Improving academic standards: Doable but hard. While I was away, my Fordham colleagues released The State of State Standards Post-Common Core. Our major finding was that most of the dozen or so states that either made major changes to the Common Core (“un-adopting” them) or avoided them altogether ending up botching the job. Missouri’s, for example, don’t include an expectation that Kindergarteners be able to print or write. Virginia’s lack any examples of specific works of outstanding literature or culturally important informational texts that students should read. And Pennsylvania’s math benchmarks fail to specific each grade level’s main foci and learning goals. The lesson isn’t that the Common Core standards are perfect—they aren’t, and weren’t brought down from Mount Sinai by David Coleman and Jason Zimba. But they are well-crafted, represent a good faith effort to distill what we know from research about effective math, writing, and literacy instruction, and remain, in our reviewers’ eyes, best in class. They can be improved upon, though. California reorganized its high school math standards to be more concise and user-friendly, for instance. Massachusetts added numerous examples in both subjects, making its standards easier to implement. And Texas wrote very good math standards without ever marrying the Common Core. Still, as state leaders prepare to update their math and ELA standards (and all will need to do so eventually, as we learn more from research and experience on the ground), they should proceed with caution. Start with the Common Core—or maybe Texas’s standards in math—and tweak from there. Remember, too, that while teacher and parent input is important, the best standards aren’t written by vast committees of “stakeholders.”
About those poll results. Back-to-school season means it’s time for the annual Education Next and PDK opinion polls, and both came chock-full of interesting findings this year. Support for teacher raises led the news coverage, and unsurprisingly so, given the wave of walkouts this past spring. And advocates of every stripe found something to celebrate. Americans love public schools! Americans love private school choice! Americans don’t really hate testing! That’s all well and good, but I’m feeling a bit dubious about the value of public opinion polls right now, given how malleable public sentiment turns out to be. I’m referring, of course, to the complete reversal among Republicans on bed-rock principles like free trade and our relationship with Russia. This might be the Trump Effect, but it indicates that opinions are not as strongly held as we might suspect.
Wouldn’t the same be true—probably truer—about the arcana of education policy? We can see hints within the polls themselves. When told how much teachers actually make—way more than most people think—support for raises drops. When using the v-word, support for school choice drops. Same with “Common Core” and the notion of uniform standards. The cynical view is that most public opinions are now more closely tied to tribal identities than firmly held positions; progressives oppose “vouchers” because they are supposed to; same with conservatives and the Common Core. My optimistic take on this is that opinions are not firmly held, so leadership matters. If and when we are blessed with a leader—a president probably, or maybe an education secretary—who can find common cause with folks on the left, right, and center and paint a picture of a better education system, and how to build it, I suspect most Americans will be happy to follow. That’s not likely to happen at the national level any time soon, but after November we can hope that some governors get back to serious education work and take up the baton of leadership.
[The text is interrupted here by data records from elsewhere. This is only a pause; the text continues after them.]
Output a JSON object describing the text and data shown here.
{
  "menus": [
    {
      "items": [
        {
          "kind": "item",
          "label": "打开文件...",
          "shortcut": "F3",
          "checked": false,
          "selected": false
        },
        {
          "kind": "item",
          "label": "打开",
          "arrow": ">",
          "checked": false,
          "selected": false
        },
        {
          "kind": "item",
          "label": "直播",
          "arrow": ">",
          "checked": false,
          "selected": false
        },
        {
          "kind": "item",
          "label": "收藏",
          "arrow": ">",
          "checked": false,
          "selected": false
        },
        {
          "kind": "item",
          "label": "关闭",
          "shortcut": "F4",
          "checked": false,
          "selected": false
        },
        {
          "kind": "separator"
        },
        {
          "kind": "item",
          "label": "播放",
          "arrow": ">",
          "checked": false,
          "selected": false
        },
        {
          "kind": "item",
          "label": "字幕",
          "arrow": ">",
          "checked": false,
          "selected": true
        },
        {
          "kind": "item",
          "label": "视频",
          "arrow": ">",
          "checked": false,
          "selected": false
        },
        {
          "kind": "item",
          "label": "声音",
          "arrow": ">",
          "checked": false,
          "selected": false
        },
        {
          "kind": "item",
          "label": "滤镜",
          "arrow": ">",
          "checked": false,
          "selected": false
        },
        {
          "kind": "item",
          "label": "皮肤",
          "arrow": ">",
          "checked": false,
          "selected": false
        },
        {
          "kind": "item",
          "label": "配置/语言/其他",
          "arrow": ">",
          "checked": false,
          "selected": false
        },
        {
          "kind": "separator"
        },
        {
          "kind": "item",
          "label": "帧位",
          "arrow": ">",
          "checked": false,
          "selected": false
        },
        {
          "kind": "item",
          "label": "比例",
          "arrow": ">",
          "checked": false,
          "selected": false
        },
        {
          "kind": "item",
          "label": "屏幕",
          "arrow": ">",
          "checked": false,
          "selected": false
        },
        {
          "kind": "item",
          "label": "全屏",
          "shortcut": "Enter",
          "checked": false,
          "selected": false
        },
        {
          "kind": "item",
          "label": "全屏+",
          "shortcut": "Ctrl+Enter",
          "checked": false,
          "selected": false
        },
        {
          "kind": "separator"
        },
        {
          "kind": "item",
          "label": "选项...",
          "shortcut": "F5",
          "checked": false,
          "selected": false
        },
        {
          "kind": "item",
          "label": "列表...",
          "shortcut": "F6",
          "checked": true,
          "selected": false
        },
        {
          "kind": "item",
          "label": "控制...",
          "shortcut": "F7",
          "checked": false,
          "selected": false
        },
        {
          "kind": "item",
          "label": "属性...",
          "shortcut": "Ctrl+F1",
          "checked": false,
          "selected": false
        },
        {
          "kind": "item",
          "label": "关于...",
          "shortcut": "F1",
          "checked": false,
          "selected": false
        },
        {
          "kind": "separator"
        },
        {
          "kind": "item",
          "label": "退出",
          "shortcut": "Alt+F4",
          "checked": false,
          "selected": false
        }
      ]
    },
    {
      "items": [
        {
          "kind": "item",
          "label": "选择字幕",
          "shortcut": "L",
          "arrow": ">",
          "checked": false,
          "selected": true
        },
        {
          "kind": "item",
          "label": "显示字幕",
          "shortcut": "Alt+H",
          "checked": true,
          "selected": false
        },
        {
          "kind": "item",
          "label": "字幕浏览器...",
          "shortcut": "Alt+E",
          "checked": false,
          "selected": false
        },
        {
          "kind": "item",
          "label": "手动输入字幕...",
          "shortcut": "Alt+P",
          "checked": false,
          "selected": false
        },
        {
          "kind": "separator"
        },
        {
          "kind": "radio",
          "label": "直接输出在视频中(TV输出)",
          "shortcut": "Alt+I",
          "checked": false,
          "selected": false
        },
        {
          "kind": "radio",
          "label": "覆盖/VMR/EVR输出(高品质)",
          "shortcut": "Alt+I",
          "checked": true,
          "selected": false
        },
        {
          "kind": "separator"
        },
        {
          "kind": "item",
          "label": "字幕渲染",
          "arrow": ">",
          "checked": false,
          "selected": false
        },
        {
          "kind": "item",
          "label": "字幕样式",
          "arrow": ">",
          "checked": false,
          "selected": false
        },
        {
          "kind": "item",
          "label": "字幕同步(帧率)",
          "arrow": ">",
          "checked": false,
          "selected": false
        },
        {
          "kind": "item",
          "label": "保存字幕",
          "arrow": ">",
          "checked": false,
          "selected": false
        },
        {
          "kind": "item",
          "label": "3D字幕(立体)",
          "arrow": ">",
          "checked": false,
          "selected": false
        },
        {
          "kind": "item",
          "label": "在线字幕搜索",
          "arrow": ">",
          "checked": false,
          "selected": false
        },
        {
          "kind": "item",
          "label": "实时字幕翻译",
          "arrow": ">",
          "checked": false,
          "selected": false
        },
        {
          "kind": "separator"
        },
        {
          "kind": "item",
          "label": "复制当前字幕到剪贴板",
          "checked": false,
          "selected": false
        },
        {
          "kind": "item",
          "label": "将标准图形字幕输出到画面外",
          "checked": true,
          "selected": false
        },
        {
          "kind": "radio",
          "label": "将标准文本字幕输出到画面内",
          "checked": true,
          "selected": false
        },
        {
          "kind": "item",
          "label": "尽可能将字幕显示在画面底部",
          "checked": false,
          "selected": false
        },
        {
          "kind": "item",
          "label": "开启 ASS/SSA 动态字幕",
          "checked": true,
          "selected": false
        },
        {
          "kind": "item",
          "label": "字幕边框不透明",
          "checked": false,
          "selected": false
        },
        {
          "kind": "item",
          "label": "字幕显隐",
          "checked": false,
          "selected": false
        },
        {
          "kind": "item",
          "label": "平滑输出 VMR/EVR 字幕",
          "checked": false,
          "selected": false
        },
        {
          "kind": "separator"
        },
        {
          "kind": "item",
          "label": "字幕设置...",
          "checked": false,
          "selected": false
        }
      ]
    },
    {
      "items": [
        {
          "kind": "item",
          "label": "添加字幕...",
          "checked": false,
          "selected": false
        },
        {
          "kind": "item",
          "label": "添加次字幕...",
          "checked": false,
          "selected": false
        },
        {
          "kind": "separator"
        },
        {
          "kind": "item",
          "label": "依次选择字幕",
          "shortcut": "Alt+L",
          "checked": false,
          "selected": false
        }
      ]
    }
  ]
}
Ability grouping in elementary schools. EdWeek’s Sarah Sparks turned in a characteristically strong article about the research on reading groups, but her editors spoiled it with a bad headline (“Are Classroom Reading Groups the Best Way to Teach Reading? Maybe Not.”) It’s true, as she points out, that ability-grouping won’t magically erase the achievement gap, and can exacerbate it if teachers don’t hold high expectations for, and demand rapid progress from, kids in the lowest-ability groups. But we learn at the end of the article that the best recent research on small-group instruction—a randomized control study at that—found that “students who participated in the targeted reading groups over three years performed significantly higher than students in a control group that used standard reading classes. Though 45 percent of the students in the targeted reading groups came from a low-income background, by third grade, all of them had higher reading scores than the national average for their grade, and none had scores below the expectations for their grade level.”
So long as kids come into Kindergarten with widely differing levels of readiness, which is nearly inevitable, teachers are going to need to group them by current ability for at least part of the day—because keeping them all together would be hugely inefficient and frustrating for students and teachers alike. Technologists dream of a day when “personalized learning” will mean ability groups of one. Still, even with the extensive use of digital instruction, I suspect that ability groups are here to stay. The question, then, is how to make them as effective as possible for everyone.
I hope this buffet gave you some sustenance for the new school year; now go and hit the books.